I came to realize that adventure AI can be implemented using GPT (Generative pre-trained transformer) architecture. Simply put, what Transformer does is to transform sequences of events (or actions) into matrix representation, which is generated via deep learning and thus can contain complex and vast knowledge. Then Transformer can be used as a generator that generates resonable sequences of actions, or reacts to game events (especially enemy actions).
We’ve seen this solution already work in a number of AI applications, so it’s verified.
This could also be ran on GPU for decent performance, hopefully.
We already have all the pieces:
- We’ve got Goals which we try to sequence in a resonable order that leads to best outcome
- We’ve got some fuzzy logic, which can be interpreted as a single-layer neural network performing limited but still non-trivial multi-dimensional evaluation.
- We’ve also got some arbitrary logic written by hand for arbitary objects, but this can be generalized based on object’s properties.
- We can easily record all game events via NetPacks
- The state of game can also be represented as a finite vector of numbers
- The desired behavior can be obtained from recording actions of any number of players on any number of maps and processed independently. This is virtually infinite source of training data.
- Reacting to events can be extended to future scripted events, so AI will be able to handle scripts resonably.
- Such system is expected to have constant processing time.
- State vector representing all (or most of) game state via numbers
- Action vector representing any action a player might take at any time, or random game event (not many of these I guess)
- AI has to be able to perform every action that game allows
- Action sequences can be recorded from human players, but also from current AI in a self-improving loop
- Some automated server where players could upload their training data
- Actually designing neutral network of certain size and structure that will suit the task ¯_(ツ)_/¯
- Contain game state in a fixed-size vector of resonable size, no matter the size of the map or number of players.
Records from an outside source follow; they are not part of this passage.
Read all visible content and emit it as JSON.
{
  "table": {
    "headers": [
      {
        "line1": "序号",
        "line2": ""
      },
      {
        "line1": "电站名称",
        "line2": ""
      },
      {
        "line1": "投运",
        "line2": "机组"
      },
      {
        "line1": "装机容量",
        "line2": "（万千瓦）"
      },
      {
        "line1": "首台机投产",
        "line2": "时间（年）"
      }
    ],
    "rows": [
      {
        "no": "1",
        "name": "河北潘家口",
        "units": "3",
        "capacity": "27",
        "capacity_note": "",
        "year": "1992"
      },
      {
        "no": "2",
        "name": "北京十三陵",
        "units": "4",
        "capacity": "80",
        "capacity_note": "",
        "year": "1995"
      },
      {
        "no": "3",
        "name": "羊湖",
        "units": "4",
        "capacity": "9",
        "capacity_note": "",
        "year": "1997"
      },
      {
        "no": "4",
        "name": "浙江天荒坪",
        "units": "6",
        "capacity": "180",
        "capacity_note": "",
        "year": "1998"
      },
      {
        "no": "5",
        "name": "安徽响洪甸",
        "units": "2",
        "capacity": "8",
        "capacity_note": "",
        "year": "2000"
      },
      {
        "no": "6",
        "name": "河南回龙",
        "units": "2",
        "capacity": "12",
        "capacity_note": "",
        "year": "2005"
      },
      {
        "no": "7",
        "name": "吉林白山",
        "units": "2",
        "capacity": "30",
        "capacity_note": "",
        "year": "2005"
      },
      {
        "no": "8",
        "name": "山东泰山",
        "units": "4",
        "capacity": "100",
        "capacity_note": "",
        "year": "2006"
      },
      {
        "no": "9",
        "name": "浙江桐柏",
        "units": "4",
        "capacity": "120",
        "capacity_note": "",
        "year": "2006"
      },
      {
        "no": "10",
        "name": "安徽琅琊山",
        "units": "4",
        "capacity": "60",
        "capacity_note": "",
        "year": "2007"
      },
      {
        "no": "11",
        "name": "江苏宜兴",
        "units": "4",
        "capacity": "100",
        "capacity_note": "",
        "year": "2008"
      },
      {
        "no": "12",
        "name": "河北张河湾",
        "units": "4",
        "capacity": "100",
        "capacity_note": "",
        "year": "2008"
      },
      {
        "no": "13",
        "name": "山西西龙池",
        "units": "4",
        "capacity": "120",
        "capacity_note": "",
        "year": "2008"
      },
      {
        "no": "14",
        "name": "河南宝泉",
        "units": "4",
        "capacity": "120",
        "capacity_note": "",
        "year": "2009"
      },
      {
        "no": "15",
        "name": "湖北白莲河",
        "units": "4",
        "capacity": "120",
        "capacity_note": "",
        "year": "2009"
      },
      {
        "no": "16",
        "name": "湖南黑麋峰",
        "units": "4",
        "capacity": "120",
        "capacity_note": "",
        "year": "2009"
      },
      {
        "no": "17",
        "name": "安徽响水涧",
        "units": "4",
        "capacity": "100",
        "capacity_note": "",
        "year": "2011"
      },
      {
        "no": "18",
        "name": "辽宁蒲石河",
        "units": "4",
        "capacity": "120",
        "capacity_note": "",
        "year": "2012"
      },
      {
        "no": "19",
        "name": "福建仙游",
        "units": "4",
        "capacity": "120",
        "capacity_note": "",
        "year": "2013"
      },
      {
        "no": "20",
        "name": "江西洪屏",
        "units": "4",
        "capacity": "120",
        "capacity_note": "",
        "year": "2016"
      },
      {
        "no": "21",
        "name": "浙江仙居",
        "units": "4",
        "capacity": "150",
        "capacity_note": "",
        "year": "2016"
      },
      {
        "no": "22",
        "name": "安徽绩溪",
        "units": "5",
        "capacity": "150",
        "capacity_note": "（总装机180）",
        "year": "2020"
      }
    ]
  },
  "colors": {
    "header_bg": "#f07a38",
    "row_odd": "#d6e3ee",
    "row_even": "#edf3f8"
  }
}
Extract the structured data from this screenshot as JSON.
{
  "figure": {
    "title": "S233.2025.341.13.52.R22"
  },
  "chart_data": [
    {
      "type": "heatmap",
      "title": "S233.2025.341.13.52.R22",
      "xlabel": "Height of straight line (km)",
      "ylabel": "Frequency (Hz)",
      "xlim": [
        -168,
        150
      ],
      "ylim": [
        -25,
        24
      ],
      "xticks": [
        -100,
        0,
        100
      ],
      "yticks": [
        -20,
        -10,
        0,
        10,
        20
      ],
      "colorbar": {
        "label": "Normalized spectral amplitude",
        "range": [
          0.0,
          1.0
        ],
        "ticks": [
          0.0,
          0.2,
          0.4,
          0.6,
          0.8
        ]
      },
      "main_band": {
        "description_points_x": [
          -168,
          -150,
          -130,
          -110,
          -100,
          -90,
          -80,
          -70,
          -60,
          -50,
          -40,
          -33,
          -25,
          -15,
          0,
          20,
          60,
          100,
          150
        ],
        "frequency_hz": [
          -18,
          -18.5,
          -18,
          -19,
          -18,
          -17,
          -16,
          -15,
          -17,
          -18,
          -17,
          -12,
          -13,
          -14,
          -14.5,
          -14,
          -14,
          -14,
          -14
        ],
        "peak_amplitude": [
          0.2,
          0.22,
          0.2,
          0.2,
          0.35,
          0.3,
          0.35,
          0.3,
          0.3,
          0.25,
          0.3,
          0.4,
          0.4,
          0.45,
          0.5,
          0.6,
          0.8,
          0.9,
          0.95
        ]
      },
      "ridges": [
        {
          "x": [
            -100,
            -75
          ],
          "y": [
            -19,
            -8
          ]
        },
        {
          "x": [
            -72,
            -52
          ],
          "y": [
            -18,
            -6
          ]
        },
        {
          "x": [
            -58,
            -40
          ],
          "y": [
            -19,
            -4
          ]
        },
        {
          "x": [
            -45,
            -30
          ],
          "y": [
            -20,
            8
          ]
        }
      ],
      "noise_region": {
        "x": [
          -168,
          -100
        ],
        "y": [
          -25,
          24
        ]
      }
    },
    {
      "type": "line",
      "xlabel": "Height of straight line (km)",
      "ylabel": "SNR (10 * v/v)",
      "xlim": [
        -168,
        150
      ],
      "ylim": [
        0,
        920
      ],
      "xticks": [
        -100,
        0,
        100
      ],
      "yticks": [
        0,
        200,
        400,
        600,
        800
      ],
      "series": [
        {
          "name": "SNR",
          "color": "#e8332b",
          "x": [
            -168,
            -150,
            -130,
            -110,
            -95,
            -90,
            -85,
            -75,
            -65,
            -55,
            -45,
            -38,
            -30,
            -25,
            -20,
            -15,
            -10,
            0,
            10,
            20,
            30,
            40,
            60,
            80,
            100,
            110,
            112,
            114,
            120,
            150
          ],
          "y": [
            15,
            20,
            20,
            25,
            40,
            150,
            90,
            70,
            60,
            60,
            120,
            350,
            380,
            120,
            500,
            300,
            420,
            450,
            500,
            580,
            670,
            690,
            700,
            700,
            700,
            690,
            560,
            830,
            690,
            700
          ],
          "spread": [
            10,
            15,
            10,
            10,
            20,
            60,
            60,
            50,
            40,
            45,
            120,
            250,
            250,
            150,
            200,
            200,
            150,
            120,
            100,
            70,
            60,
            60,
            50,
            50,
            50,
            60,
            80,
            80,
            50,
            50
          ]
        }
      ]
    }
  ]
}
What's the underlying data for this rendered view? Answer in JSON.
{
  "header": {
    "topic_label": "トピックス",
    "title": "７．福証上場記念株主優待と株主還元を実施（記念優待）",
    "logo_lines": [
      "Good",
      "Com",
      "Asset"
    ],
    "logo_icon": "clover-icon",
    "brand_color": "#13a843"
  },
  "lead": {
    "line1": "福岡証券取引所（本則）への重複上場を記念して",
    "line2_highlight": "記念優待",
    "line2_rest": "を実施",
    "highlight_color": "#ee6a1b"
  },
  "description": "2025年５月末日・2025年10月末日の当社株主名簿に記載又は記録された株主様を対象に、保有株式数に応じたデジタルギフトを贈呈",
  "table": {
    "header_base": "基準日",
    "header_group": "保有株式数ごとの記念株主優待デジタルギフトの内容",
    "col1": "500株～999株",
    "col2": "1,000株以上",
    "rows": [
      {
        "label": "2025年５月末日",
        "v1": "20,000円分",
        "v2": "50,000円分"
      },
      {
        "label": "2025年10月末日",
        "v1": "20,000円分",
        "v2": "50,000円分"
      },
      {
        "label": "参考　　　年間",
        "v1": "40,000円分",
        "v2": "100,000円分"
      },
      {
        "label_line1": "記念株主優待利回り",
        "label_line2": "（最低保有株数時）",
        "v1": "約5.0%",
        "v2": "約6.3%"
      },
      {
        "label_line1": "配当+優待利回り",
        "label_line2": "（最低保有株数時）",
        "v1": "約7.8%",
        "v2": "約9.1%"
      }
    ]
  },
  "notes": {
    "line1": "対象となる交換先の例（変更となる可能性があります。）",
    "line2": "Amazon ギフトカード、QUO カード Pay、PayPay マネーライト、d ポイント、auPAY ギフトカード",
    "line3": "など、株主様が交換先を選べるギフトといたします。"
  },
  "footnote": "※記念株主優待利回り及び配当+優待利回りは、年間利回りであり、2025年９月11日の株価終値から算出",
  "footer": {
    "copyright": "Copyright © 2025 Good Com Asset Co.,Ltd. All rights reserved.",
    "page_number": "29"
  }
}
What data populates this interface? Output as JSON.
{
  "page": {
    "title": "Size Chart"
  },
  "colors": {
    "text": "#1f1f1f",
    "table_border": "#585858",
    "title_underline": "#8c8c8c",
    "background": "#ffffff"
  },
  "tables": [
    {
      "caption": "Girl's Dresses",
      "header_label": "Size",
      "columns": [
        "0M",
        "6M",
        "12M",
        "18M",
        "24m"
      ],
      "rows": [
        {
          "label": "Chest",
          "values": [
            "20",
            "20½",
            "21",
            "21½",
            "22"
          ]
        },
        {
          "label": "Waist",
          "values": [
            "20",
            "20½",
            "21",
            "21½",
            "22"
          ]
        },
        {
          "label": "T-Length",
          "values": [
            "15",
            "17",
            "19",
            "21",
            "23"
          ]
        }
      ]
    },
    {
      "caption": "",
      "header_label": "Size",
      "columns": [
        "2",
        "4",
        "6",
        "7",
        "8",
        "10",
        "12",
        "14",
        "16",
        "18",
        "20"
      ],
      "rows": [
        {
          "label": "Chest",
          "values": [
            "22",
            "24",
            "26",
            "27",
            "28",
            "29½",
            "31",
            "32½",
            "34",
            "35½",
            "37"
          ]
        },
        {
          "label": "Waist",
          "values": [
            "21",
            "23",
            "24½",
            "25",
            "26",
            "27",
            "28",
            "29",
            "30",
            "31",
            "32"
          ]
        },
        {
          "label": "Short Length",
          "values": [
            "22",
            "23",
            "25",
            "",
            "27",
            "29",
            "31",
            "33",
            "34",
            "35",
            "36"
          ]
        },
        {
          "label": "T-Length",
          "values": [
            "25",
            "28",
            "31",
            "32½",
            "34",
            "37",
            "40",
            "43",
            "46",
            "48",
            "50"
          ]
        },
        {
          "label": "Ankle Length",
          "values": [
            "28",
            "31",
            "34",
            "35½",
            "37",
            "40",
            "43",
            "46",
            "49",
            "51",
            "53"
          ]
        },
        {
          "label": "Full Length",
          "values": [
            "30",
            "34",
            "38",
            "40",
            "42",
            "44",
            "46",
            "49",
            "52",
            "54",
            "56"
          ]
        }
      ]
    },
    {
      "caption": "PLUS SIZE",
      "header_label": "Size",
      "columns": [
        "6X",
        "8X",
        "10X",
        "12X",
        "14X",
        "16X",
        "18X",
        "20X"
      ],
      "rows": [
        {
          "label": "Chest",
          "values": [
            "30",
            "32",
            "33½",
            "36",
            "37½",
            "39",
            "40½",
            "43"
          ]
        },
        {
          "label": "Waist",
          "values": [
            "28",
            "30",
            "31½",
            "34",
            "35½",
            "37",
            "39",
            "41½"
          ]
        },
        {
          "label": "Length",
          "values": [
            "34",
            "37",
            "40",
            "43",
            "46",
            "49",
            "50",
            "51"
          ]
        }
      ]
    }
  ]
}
- Represent new objects added via mods in same format
- Predict all the state vector and action parameters in advance - Embedding
- Possibly a full game should be played so that:
- We can determine the winner and make AI pursue winning strategies
- AI can learn actions that lead to actual victory, and not just random exploration
- Suitable amount of training data
- Suitable processing power to pre-train the network
- Final performance
- Answers might not be exactly correct, like AI trying to visit tile (1, 2) instead of (0, 3) or whatever. Still, we’ve got server that stops AI from taking illegal actions and AI can always correct itself with the following action.
- This alone won’t stop AI from taking heavy losses in battles due to poor battle AI.
I don’t have even slightest estimation of numbers required. However, if Stable Diffusion needs only 4 GB model and can generate all kinds of images on RTX 3050 from that, it can’t be too bad.
A bunch of misc ideas:
Nullkiller does a great work of reading bank configs to simple numbers, we should do that for as many objects as possible.
Monsters should be represented by their bonuses and not just IDs. Same for Artifacts, town buildings and such.
Unlimited size of the map can be reduced to limited number of “new object discovered” events. This will also make AI explore naturally.
Do not save illegal actions which were denied by server.
We can fine-tune AI with human-in-the-loop training. That’s distant future though.
Similiar approach can be adapted to Battle AI, which again is a sequence of actions, and the possibility space is very limited. In fact it will be way easier.